I'm sure things will work out. Her realizing he's not the one, and taking the steps to move out are definite positives. Good luck to your family!!

Didn't think you were. I just hate not being able to do anything for her other than listen. She and I never had much of a sister-sister relationship before we both moved out of my parents' house and now that we do have a really good sister-sister relationship, I don't want some worthless S.O.B. trying to ruin it and more importantly, I don't want to see him ruin her or my nephew's life.
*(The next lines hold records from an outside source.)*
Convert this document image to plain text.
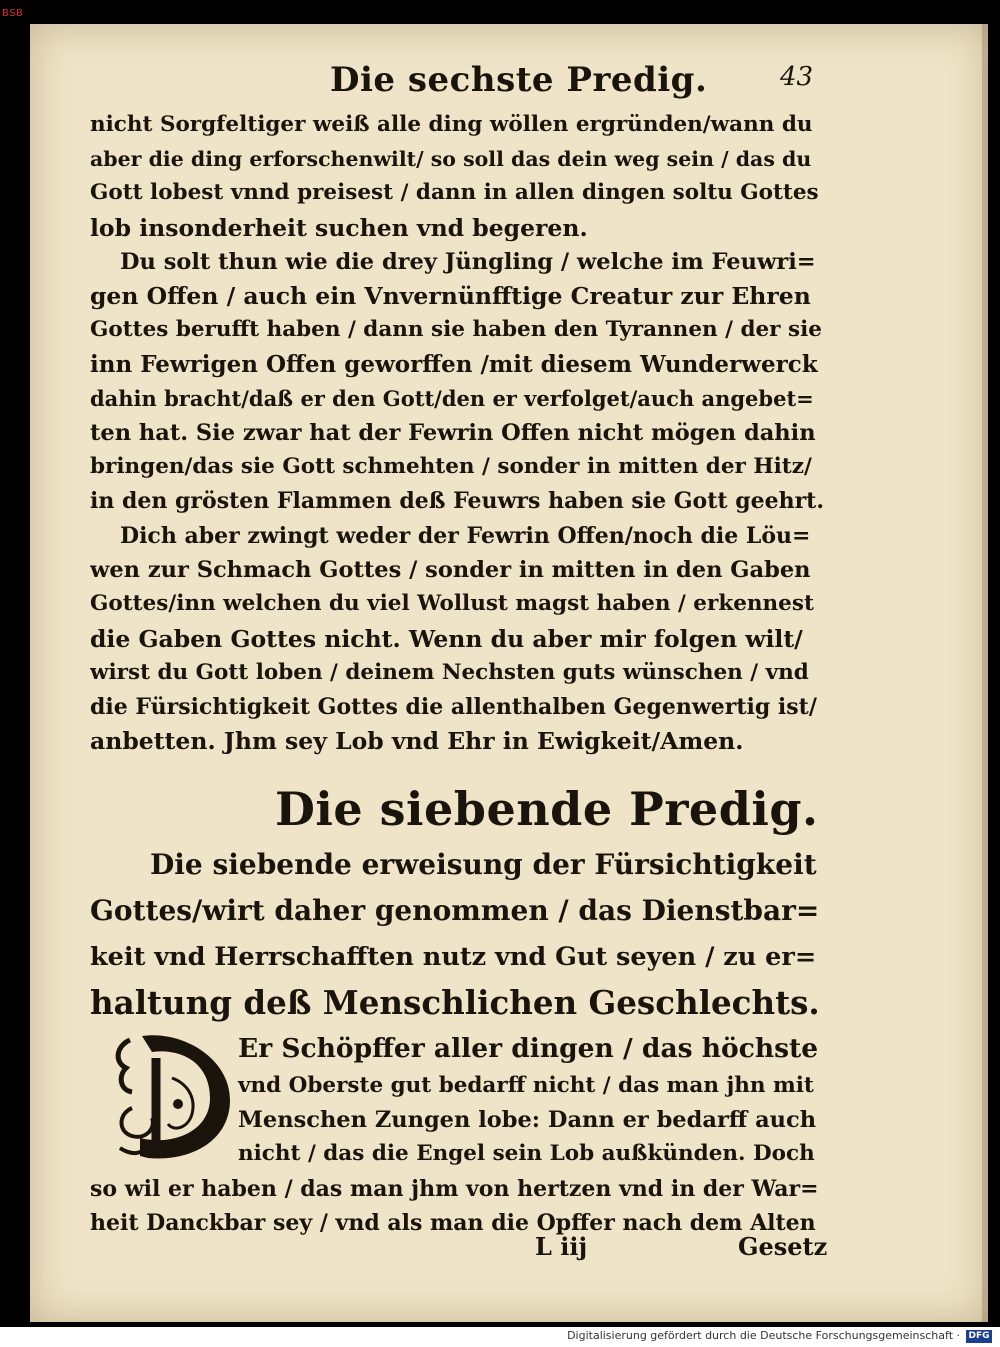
BSB
Die sechste Predig.	43

nicht Sorgfeltiger weiß alle ding wöllen ergründen/wann du
aber die ding erforschenwilt/ so soll das dein weg sein / das du
Gott lobest vnnd preisest / dann in allen dingen soltu Gottes
lob insonderheit suchen vnd begeren.

Du solt thun wie die drey Jüngling / welche im Feuwri=
gen Offen / auch ein Vnvernünfftige Creatur zur Ehren
Gottes berufft haben / dann sie haben den Tyrannen / der sie
inn Fewrigen Offen geworffen /mit diesem Wunderwerck
dahin bracht/daß er den Gott/den er verfolget/auch angebet=
ten hat. Sie zwar hat der Fewrin Offen nicht mögen dahin
bringen/das sie Gott schmehten / sonder in mitten der Hitz/
in den grösten Flammen deß Feuwrs haben sie Gott geehrt.

Dich aber zwingt weder der Fewrin Offen/noch die Löu=
wen zur Schmach Gottes / sonder in mitten in den Gaben
Gottes/inn welchen du viel Wollust magst haben / erkennest
die Gaben Gottes nicht. Wenn du aber mir folgen wilt/
wirst du Gott loben / deinem Nechsten guts wünschen / vnd
die Fürsichtigkeit Gottes die allenthalben Gegenwertig ist/
anbetten. Jhm sey Lob vnd Ehr in Ewigkeit/Amen.

Die siebende Predig.
Die siebende erweisung der Fürsichtigkeit
Gottes/wirt daher genommen / das Dienstbar=
keit vnd Herrschafften nutz vnd Gut seyen / zu er=
haltung deß Menschlichen Geschlechts.
D	Er Schöpffer aller dingen / das höchste
vnd Oberste gut bedarff nicht / das man jhn mit
Menschen Zungen lobe: Dann er bedarff auch
nicht / das die Engel sein Lob außkünden. Doch
so wil er haben / das man jhm von hertzen vnd in der War=
heit Danckbar sey / vnd als man die Opffer nach dem Alten
L iij	Gesetz
Digitalisierung gefördert durch die Deutsche Forschungsgemeinschaft · DFG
I feel your pain there. My sister and I were pretty estranged after I moved away. It was a real messed up situation. My sister was a straight A student on her way to getting a full scholarship and a very promising career as an International Translator. Then she meet this goof and the s*** hit the fan. Now we're very close and it's all because she had the baby. Jim and I help so much that we should claim them as deductions on our taxes! But that's all we can do until SHE comes to us if that's where things go. There's no abuse.. just lack of motivation, direction, and goals. It's a very sad thing to see. Someday I hope my sister realizes that there are so many things she could do with herself and her life, and that he steps up to the plate to support his family... but I don't hold my breath. We fear for the baby the most as well. We've set up a college fund for her, bought savings bonds, UPromise account.. you name it, we've done it.

It sounds hopeful that your sister hasn't married this one. For the sake of the baby maybe he'll grow up someday.